La romancière palestino-américaine Susan Abulhawa interdite d'entrée en Israël

La romancière palestino-américaine Susan Abulhawa a été retenue à l'aéroport de Tel-Aviv, à son arrivée en Israël, et va probablement être expulsée, ont indiqué vendredi des responsables palestiniens et israéliens.

L\'écrivaine américano-palestinienne Susan Abulhawa à Jaipur en janvier 2018
L'écrivaine américano-palestinienne Susan Abulhawa à Jaipur en janvier 2018 (Bhagitath Basnet / The Times of India / AFP)
Susan Abulhawa s'est vue refuser l'entrée sur le territoire israélien à l'aéroport Ben Gourion de Tel-Aviv jeudi soir, a rapporté un porte-parole du Festival de littérature palestinienne "Kalimat" auquel elle devait assister.
 
Son recours devant un tribunal israélien vendredi matin a été rejeté, ce qui signifie qu'elle sera probablement expulsée dans les heures à venir, a ajouté cette même source.
 
Selon la porte-parole de l'Autorité de l'immigration israélienne, Sabine Haddad, Susan Abulhawa a été bloquée en raison d'un incident survenu en 2015, lorsqu'elle avait refusé de répondre à des questions de sécurité en tentant de rentrer en Israël via un point de passage terrestre à la frontière avec la Jordanie.
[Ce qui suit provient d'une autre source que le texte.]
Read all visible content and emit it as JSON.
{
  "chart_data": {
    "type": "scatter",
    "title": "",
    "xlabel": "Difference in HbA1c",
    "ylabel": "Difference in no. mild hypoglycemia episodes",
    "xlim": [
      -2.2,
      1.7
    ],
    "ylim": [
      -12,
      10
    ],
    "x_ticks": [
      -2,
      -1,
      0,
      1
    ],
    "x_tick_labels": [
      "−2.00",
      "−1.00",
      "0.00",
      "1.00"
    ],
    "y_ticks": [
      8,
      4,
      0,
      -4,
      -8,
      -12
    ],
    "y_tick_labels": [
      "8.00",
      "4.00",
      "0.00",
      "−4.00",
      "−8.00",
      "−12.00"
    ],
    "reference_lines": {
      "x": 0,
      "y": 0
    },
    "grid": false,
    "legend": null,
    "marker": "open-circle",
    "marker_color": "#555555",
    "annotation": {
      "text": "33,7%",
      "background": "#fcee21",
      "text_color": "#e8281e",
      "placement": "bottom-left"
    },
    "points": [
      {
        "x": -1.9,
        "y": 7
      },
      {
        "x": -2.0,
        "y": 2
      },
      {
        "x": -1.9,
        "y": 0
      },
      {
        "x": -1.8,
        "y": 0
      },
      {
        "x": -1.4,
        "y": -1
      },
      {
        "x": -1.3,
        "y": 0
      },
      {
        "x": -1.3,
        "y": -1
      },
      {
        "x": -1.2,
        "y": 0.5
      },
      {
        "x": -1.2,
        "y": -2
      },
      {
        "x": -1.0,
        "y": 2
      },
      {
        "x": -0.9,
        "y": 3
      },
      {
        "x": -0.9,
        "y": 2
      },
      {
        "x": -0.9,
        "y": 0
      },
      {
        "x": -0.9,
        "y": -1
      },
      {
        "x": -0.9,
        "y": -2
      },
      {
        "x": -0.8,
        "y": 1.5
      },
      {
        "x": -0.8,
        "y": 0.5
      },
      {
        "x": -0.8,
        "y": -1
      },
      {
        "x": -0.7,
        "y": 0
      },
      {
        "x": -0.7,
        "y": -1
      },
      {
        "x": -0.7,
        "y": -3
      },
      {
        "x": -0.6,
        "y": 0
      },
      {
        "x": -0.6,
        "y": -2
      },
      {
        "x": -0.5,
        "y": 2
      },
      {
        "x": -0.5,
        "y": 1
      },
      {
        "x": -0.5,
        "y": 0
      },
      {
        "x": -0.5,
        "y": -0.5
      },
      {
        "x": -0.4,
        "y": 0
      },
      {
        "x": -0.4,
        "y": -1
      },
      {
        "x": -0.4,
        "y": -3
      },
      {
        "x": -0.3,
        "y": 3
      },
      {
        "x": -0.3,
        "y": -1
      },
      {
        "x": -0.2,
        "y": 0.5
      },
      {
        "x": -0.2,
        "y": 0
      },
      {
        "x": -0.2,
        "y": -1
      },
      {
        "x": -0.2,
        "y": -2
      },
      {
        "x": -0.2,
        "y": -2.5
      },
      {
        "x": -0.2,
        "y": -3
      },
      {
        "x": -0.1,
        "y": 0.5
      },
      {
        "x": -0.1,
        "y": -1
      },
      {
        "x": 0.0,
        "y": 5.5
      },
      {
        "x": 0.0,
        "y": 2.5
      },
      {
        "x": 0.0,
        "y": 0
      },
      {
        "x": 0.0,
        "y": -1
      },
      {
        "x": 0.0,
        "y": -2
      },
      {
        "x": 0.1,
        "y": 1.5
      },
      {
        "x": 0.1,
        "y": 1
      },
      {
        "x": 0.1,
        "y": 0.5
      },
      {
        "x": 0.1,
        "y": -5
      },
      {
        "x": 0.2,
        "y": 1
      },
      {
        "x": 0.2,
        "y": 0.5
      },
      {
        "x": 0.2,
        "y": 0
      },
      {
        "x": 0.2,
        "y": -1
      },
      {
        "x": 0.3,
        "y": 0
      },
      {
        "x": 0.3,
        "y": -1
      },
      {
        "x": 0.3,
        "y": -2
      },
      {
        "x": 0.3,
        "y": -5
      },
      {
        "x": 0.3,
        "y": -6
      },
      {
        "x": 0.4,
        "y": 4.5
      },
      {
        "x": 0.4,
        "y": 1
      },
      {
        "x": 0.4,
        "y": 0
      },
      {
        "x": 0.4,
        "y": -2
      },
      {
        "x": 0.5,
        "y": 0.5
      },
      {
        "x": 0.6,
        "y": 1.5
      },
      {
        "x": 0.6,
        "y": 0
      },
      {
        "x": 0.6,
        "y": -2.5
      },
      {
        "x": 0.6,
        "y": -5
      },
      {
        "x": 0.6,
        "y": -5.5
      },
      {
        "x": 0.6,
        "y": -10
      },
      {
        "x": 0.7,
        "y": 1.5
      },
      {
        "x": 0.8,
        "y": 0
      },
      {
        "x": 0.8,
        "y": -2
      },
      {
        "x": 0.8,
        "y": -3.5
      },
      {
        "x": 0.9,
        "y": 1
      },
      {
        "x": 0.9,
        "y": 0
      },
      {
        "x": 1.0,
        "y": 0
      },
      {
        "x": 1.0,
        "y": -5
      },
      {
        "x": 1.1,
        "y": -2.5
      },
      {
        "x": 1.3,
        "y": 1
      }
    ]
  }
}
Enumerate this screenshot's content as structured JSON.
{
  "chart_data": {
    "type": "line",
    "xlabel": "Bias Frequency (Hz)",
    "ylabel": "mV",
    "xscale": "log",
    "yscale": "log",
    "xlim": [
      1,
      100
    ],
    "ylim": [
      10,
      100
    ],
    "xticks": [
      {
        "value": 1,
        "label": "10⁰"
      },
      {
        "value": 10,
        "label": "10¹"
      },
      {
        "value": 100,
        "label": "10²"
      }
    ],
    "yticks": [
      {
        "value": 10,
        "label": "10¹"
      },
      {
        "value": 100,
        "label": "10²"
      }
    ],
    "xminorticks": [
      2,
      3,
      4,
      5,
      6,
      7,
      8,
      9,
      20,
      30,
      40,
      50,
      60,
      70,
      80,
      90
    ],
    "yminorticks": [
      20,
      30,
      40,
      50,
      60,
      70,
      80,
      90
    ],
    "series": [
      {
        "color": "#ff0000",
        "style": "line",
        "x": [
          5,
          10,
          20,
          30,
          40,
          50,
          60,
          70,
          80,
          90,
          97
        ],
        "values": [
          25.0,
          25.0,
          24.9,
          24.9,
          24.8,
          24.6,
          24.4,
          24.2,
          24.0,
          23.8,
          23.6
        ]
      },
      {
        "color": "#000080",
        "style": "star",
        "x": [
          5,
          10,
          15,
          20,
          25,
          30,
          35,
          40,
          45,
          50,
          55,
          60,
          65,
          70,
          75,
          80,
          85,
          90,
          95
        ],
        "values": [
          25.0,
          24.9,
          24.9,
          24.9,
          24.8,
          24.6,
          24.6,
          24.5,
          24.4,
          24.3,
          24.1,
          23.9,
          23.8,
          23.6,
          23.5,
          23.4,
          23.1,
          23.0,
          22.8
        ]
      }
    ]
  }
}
Une décision qui n'est pas liée au boycott, selon les autorités

"Son entrée lui a alors été refusée et on lui a dit qu'elle devait s'organiser en avance la prochaine fois", a affirmé Sabine Haddad, ajoutant qu'elle avait toutefois atterri "sans prévoir son arrivée en amont".
 
Selon la porte-parole, cette situation n'est pas liée à un soutien au mouvement BDS (Boycott, Désinvestissement, Sanctions) qui appelle au boycott économique, culturel ou scientifique d'Israël pour protester contre l'occupation des Territoires palestiniens depuis plus de 50 ans.
 
En mars 2017, le Parlement israélien a adopté une loi controversée permettant d'interdire l'entrée aux partisans du mouvement BDS, inspiré de la campagne internationale contre l'Afrique du Sud avant la fin de l'apartheid.
 
Susan Abulhawa, auteure des "Matins de Jénine" (traduit en France chez Buchet-Chastel), devait participer à des rencontres à Jérusalem et à Ramallah, en Cisjordanie occupée, à l'occasion du festival de littérature co-sponsorisé par le British Council.